Bu durumun ortadan kaldırılması için İncecik, 'İstanbul 16 milyon nüfusa sahip, 5 bin 400 kilometrekarelik büyük bir metropol. Bu metropolde 4.5 milyon kadar motorlu araç var, bunların 3.2 milyonu araba. Bu arabaların yüzde 41'i dizel araçlar. Bugün dizeller partikül MP2.5 dediğimiz partiküllerin en değerlilerinden bir tanesi' diye konuştu.
İnsanların daha çok raylı sistemlere yöneltilmesi gerektiğini belirten İncecik, 'İstanbul'da şimdi raylı sistem uzunluğu gereksinimlerin çok altında, 230 kilometrelik bir raylı sistem uzunluğu var. Şu anda bu İstanbul'a muhakkak kâfi değil. İstanbul'un muhtaçlığı olan 800 kilometrelik bir raylı sistem uzunluğu' tabirlerini kullandı.
Akciğer kanseri riski
Akademik Teneffüs Derneği Lideri ve Göğüs Hastalıkları Uzmanı Prof. Dr.

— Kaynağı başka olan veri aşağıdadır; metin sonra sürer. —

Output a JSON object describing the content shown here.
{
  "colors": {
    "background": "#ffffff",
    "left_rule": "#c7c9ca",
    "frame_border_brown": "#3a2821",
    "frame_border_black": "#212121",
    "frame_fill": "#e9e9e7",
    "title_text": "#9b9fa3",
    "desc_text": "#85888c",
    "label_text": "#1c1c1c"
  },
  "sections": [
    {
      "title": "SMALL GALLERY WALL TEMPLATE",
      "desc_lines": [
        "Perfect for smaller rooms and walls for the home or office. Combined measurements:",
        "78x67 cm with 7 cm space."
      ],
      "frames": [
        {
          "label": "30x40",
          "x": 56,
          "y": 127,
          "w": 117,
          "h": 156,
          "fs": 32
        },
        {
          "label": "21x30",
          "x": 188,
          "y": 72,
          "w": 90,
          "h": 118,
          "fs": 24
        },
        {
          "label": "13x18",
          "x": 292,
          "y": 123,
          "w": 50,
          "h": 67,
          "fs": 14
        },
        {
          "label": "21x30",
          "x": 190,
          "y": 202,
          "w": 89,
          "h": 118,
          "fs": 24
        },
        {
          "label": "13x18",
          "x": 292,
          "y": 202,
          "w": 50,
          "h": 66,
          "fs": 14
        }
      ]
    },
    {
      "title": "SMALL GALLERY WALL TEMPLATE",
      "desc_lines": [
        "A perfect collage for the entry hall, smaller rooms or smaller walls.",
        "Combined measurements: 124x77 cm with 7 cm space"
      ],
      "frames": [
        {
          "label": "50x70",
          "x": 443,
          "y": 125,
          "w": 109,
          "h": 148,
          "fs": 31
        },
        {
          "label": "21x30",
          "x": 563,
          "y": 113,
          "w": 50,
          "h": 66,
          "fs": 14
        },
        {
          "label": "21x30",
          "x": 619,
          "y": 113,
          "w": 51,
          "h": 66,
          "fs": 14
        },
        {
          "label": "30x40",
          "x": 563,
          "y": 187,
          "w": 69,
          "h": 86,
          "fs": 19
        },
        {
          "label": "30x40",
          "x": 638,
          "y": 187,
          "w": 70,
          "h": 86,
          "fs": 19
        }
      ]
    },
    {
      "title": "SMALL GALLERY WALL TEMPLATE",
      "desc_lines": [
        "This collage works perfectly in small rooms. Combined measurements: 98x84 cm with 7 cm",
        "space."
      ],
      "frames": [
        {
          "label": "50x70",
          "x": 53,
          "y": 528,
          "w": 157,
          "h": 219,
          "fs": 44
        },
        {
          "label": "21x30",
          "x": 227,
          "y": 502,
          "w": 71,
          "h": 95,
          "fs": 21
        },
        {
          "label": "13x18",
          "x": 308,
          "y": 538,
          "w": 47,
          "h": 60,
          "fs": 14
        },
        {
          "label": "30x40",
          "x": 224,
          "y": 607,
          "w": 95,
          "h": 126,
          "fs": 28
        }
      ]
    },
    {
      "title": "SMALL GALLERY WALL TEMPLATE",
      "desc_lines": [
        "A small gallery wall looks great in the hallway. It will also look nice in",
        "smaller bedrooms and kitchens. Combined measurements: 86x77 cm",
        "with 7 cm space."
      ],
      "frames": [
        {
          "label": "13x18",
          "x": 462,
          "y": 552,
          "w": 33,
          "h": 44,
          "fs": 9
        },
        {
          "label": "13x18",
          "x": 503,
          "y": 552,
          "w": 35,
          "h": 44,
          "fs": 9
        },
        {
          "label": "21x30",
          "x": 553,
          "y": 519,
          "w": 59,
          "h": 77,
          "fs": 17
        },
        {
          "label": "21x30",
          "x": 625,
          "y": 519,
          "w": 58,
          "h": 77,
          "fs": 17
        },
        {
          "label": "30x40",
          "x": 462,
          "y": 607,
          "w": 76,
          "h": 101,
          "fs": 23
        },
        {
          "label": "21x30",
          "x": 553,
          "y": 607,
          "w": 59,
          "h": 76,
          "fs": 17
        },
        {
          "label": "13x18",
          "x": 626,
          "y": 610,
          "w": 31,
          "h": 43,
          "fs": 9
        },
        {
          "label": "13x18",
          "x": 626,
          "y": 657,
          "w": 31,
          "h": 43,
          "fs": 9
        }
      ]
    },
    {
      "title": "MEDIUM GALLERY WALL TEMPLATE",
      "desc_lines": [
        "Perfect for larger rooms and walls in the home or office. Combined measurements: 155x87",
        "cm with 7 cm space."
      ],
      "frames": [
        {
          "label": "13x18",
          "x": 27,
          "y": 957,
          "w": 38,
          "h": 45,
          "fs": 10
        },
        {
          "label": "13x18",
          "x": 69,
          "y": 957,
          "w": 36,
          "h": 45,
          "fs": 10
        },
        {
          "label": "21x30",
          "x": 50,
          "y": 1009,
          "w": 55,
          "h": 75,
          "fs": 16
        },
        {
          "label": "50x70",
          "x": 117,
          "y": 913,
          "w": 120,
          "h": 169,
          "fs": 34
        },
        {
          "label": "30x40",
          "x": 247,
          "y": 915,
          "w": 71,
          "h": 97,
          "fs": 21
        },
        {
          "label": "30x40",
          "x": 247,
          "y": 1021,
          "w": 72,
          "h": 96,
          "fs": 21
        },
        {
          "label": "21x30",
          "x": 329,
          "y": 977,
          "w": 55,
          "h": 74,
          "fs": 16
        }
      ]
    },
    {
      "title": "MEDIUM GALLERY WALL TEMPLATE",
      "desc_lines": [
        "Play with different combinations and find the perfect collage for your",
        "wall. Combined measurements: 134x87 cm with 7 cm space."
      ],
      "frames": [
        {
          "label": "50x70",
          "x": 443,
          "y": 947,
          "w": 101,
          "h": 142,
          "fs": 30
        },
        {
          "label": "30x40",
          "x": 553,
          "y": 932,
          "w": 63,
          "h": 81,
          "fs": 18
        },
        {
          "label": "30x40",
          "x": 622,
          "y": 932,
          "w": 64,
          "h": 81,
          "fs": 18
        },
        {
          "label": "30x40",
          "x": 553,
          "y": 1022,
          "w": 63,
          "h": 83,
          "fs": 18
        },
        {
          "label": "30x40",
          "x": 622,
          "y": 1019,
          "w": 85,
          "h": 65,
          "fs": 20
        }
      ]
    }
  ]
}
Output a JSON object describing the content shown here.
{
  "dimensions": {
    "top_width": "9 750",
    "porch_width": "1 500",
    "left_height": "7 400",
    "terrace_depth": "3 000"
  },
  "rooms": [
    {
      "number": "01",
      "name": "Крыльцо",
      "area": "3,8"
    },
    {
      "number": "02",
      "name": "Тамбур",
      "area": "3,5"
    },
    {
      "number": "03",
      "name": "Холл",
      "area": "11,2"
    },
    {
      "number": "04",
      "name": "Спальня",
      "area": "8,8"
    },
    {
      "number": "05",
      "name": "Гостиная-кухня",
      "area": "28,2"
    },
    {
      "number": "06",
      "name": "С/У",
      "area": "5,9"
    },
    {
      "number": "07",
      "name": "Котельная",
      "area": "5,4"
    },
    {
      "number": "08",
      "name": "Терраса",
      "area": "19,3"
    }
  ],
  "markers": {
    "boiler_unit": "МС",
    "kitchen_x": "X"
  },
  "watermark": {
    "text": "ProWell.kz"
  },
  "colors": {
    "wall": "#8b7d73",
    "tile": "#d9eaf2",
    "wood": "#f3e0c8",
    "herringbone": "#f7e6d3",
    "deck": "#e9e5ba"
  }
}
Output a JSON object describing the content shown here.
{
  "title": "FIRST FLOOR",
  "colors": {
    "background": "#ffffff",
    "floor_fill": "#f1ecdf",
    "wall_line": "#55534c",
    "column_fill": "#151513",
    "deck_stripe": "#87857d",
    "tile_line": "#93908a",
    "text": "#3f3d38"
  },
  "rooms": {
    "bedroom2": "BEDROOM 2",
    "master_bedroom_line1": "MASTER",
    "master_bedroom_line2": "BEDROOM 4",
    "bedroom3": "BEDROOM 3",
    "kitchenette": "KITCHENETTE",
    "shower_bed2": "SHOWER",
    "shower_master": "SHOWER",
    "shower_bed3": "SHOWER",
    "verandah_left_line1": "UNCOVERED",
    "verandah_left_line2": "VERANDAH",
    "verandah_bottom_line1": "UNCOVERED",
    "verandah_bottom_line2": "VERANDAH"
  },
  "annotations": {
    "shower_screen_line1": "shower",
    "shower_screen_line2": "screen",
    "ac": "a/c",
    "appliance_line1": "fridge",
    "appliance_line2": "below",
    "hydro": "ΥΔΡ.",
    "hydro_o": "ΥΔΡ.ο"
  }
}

Bülent Tutluoğlu ise hava kirliliğinin teneffüs sistemi hastalıkları üzerinde tesirine değindi.
Tutluoğlu, 'Gerçekten hava kirliliğinin bilhassa teneffüs sistemi üzerine olumsuz tesirleri var. Bilhassa kronik teneffüs hastalıklarının tetiklenmesinde hava kirliliği önemli bir faktör. Astım, koah üzere hastalıklarda hava kirliliği kıymetli bir tetikleyici' şeklinde konuştu.
Tutluoğlu, kış aylarında hava kirliliğinin arttığı periyotta teneffüs hastalıklarından ötürü acile müracaatların da arttığını vurguladı.
Bu devirde neredeyse yüzde 50 civarında artış olduğunu belirten Tutluoğlu, ''Astım, koah hariciden hava kirliliğinin yaratacağı ziyanlı durum nedir?' diye sorarsanız, akciğer kanseri bunun başında gelir. Sigaradan bağımsız olarak, hava kirliliğinin akciğer kanseri yapma özelliği var hava kirliliğinin. Mesela hava kirliliğinin fazla olduğu günlerde Covid enfeksiyonu kapanların daha şiddetli bir seyir gösterdiğini biliyoruz' formunda konuştu.